Sabbaticals: Resting the Landscape of the Heart

Cultures and communities that still live close to the land as our ancestors once did - farmers and ranchers, tribal people, rural neighbors - all know the wisdom of allowing the land to lie fallow. Even the neighborhood horse co-op that I belong to rotates our herd of horses from one mountain pasture to the next during the growing season. "Leave enough biomass above the ground," traditional wisdom advises, "so that the sun may feed the roots below the ground."

The golden grasses are dormant now - resting and recouping. The horses rest, too, conserving their energy. During a recent spell of subfreezing temperatures, each morning the herd stood quietly facing the sun, as if their bodies were living, breathing solar panels soaking in the warm rays. 

Yet I often grind away at each day, sometimes not lifting my eyes long enough to feel the sun on my face, let alone rest long enough to nourish the roots that sustain me. Perhaps I need a sabbatical. 

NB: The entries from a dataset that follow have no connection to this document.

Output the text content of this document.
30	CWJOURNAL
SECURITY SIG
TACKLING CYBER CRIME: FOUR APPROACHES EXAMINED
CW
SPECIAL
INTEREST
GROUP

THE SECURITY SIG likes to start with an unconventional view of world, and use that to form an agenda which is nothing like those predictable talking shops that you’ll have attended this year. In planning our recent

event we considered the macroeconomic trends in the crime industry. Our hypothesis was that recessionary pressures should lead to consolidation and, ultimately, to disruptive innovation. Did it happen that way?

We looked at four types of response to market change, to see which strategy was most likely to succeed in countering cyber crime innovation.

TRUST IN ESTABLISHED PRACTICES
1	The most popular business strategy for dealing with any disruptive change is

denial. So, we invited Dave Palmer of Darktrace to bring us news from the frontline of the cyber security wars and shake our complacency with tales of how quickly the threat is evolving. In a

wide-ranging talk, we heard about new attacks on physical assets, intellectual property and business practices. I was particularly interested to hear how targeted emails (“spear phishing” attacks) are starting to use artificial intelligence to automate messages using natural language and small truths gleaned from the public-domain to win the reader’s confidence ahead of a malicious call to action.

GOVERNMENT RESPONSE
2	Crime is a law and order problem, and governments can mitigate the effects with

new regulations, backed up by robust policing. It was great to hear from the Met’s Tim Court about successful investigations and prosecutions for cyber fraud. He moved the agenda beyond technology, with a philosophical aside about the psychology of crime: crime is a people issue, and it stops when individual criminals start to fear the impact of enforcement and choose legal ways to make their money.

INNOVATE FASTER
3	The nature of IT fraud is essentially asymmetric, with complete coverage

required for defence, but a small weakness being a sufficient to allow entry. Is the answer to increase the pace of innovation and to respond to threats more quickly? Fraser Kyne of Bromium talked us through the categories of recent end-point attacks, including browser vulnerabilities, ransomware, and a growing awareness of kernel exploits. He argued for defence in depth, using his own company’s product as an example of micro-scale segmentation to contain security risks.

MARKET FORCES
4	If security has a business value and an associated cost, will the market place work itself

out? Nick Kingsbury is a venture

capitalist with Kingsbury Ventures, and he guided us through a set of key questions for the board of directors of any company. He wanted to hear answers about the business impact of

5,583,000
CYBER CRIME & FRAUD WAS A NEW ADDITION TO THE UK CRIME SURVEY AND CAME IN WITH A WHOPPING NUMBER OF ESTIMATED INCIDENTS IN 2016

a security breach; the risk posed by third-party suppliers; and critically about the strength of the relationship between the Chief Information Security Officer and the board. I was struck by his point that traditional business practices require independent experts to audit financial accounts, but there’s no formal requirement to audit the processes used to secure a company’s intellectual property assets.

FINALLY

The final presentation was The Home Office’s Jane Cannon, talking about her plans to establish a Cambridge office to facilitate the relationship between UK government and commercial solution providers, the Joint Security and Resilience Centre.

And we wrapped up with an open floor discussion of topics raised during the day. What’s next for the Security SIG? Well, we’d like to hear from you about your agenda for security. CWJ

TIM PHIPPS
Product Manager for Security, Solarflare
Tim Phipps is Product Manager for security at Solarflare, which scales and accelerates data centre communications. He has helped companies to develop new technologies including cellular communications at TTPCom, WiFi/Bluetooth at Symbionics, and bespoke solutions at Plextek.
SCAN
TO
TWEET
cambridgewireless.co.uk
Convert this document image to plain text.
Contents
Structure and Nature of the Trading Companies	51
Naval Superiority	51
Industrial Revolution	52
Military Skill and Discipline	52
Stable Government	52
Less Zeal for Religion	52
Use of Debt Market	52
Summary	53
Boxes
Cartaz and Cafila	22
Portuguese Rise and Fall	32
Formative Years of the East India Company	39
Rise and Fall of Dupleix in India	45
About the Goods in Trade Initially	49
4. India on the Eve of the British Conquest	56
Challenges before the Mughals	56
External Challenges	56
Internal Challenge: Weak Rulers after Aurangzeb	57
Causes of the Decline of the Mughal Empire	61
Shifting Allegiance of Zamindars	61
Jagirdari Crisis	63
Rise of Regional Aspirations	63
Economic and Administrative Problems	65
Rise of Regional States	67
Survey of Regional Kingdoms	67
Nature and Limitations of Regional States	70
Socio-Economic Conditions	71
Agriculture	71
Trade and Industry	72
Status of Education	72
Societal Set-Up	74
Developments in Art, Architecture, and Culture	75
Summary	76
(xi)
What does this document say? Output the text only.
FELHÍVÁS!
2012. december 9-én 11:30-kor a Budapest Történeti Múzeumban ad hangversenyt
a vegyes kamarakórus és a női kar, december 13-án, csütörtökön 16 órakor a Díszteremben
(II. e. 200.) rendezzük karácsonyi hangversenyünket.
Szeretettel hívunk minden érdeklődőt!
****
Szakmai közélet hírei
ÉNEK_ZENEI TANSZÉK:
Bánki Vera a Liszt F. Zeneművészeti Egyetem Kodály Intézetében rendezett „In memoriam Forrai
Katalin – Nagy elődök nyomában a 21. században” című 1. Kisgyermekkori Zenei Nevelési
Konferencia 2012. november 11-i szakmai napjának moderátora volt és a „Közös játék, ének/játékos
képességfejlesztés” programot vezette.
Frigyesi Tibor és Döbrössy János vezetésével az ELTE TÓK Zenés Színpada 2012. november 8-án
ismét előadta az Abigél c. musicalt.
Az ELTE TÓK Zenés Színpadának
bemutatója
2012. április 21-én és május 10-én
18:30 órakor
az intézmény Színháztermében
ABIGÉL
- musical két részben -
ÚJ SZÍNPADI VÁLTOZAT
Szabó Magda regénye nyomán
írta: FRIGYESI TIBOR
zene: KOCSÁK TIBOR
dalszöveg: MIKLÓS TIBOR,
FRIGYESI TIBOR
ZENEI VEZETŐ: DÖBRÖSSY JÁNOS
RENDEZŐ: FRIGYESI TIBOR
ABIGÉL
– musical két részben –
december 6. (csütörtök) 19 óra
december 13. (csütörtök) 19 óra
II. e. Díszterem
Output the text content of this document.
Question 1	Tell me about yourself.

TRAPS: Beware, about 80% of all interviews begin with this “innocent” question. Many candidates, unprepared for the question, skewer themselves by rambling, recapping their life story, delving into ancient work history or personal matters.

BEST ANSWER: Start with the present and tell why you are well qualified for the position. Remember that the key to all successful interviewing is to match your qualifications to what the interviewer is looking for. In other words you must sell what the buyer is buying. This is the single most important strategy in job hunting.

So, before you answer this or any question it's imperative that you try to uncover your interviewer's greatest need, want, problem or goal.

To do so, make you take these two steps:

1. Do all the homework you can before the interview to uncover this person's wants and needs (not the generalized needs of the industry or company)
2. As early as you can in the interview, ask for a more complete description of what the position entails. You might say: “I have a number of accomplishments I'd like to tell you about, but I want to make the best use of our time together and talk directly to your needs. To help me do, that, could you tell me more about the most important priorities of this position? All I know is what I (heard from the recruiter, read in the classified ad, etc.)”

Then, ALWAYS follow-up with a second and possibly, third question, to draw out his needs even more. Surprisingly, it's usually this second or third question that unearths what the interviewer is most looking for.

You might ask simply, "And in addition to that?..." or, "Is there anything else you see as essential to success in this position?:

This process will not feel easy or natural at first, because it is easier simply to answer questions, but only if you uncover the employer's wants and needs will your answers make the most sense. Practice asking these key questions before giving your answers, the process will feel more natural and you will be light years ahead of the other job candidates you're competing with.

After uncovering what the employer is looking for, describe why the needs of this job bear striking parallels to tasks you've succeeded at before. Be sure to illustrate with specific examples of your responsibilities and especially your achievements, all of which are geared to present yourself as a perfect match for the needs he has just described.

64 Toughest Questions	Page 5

The archaic word has always fascinated me. Imagine a colony of ants, scurrying to and fro their hill of hidden treasures, suddenly stopping and telling their ensconced queen that for a while ... well ... for a while, they just won't be working. They're on sabbatical.

To take a sabbatical, whether from a job or a relationship, whether for a day or a year, goes against the cultural grain of our modern lives. Even resting on the sabbath is a practice for only the most devout, those who continue to turn to the Bible. Six years thou shalt sow thy field, and six years thou shalt prune thy vineyard, and gather in the fruit thereof ... but the seventh year shall be a sabbath of rest unto the land ... thou shalt neither sow thy field, nor prune thy vineyard ... for it is a year of rest unto the land.

How like the land we are - offering up the perfect fruits of our imperfect labors season after season. Yet how I wish someone would plant a fall cover crop over my depleted summer soil - let me lie fallow for the winter, blanketed by clover and beans and crown vetch, so that come spring I will awake renewed.

I've been neglecting this blog for months now, though the time away has not been a time of rest. Half a dozen unfinished posts lie waiting in my draft folder. Perhaps I've been trying too hard to say the perfect thing, to bring the perfect harvest in from the field. Yet, at the same time, I have been planting the seeds for next year's bounty as I finish a novel, work on client manuscripts, and tend to a myriad of details for upcoming retreats - always hoping to inspire others to take their own sabbaticals. 

Yesterday, I struggled to find the perfect answer when asked, as I often am, to explain the "lit" part of our annual "Literature & Landscape of the Horse Retreat." At a loss to know how to answer this Facebook friend, I closed my eyes and imagined myself back in Wyoming with the horses who are always at the heart of these lit sessions. 

In a few moments, I opened my eyes and started typing: "The creative aspect of this retreat isn't about workshopping our writing. Rather, it is about the horses reminding us of the power of deep immersion - of being present, moment by moment, in a natural and wild landscape. This immersion unleashes and re-inspires creativity because we are reminded that we are a living part of all of this, belonging to the land just as the horses do." 

I continued typing. "We provide journals, and the time to journal, sometimes while mingling among the horses out in the meadow as they graze. We allow time to listen, and not just talk." I thought about how often, during a ride, we will drop into silence and listen to the sound of the horses' legs moving through the grass, or the soft creaking of leather saddles, or birdsong in tree branches. Once, when we grew silent, all the horses took a deep collective breath, as if grateful for a few moments free of human chatter.

"We groom our horses," I went on to tell my Facebook friend,  "learning to understand their nonverbal communication, how to feel their energy. The heart energy of a horse radiates outward from their body fifty feet, like the sun radiating outward from its core, and sometimes we use stethoscopes to listen to the beat of their hearts. 

Sometimes when we gather for lit sessions, I might read David Whyte's poem "Four Horses" aloud to help us rediscover our own exuberant joy as we imagine the horses in the field next to his house running along the fence, their hooves filling his open door with an urgency just beyond his grasp. How they transform his whole day into joy.  Or I might draw parallels between the patterns we see in nature, and the rhythms and patterns beating within the heart of a story.  Or I might talk about Wyoming being the home of the earliest-known fossil of the ancient ancestor of the horse, Eohippus, and use this as a prompt to lead us backward in time to our own roots. 

Pictures help explain the retreat, of course though (not surprisingly), most of the photos are of horses. Those of us who write (not everyone does) are often disguised as cowgirls at heart -- whether grown, or not so grown. Are these retreats sabbaticals? Yes, in the sense that we are absent from our normal  responsibilities, yet we are very much present in the moment. 

This is perhaps the greatest gift we glean from the horses and nature, being present within the heart of the moment. This holiday season, I wish you all the gift of presence - with family, and friends, and neighbors. And with all the animals who live at the center of our lives, and all the animals who walk the borders of our existence, ever aware of us, ever hopeful, ever faithful.